The Volokh Conspiracy

Mostly law professors | Sometimes contrarian | Often libertarian | Always independent

Free Speech

MIT "Could Not Tolerate That a Scientist Be Permitted to Speak About His Uncontroversial Research"

"after daring to express unrelated views that, although controversial, happen to be held by a majority of the American public."

|

From Prof. Yascha Mounk, writing in The Atlantic, writing about MIT's cancellation of Prof. Dorian Abbot's invited lecture about climate science, because of Abbot's criticism of race-based affirmative action:

Abbot's case is far more shocking than that of either Murray or Yiannopoulos. That's partly because his opinions are much less extreme. It is also because the views that provoked such controversy are completely unrelated to the subject on which he was invited to lecture….
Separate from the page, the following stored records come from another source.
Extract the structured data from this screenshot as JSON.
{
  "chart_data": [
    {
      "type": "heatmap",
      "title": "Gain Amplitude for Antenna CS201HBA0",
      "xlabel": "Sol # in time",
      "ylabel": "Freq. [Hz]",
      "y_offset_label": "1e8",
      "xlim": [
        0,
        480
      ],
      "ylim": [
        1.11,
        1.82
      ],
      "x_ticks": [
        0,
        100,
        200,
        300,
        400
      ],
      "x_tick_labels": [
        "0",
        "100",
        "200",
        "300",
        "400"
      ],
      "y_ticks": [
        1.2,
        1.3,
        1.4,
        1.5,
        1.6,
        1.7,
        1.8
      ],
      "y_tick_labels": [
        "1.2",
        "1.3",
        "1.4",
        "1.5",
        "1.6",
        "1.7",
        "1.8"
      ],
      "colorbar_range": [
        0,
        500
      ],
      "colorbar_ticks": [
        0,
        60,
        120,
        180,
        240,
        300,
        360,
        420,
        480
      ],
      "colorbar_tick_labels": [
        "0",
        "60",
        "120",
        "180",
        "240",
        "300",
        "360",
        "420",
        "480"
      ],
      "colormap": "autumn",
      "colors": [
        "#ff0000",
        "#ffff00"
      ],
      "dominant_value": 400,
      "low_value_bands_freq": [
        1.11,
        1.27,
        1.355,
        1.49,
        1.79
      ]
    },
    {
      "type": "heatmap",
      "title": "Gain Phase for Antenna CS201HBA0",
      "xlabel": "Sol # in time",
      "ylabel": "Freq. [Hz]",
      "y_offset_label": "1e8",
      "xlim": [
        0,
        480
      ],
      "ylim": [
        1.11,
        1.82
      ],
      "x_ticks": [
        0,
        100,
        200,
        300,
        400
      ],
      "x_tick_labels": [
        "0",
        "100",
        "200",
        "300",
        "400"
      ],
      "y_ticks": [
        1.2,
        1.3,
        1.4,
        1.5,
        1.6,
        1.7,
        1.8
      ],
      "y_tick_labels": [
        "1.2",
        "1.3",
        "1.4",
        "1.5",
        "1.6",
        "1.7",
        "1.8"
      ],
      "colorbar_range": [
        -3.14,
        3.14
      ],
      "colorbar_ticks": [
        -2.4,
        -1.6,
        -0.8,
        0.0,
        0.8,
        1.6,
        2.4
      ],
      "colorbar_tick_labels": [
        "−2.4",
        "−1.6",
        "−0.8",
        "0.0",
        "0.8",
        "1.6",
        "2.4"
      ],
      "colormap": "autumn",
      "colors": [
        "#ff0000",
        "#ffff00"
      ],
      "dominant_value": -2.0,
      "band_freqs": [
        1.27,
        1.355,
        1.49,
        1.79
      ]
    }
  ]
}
MIT did not rescind its invitation to Abbot in the expectation that he would repeat his views about affirmative action. Rather, he was disinvited from one of the most important research universities in the world because it could not tolerate that a scientist be permitted to speak about his uncontroversial research after daring to express unrelated views that, although controversial, happen to be held by a majority of the American public….
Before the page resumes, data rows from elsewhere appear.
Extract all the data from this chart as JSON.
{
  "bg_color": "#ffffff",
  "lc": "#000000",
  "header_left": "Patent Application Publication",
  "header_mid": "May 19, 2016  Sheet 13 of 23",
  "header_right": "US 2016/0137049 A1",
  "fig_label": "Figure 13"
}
[T]he principle that MIT has effectively established is deeply worrying. For it would, if other institutions should follow the university's example, amount to a severe restriction on the ability of Americans to disagree with a specific set of beliefs about how to remedy injustice without raising the risk that they might no longer be able to carry on their work, even if it is completely unrelated to politics. In effect, this would create a prohibition on controversial political speech for all academics—and eventually, perhaps, professionals in other highly visible domains.

MIT's decision is not just another in a long series of campus controversies, then. It sets a precedent that will, unless it is forcefully resisted, pose a serious threat to the maintenance of a free society.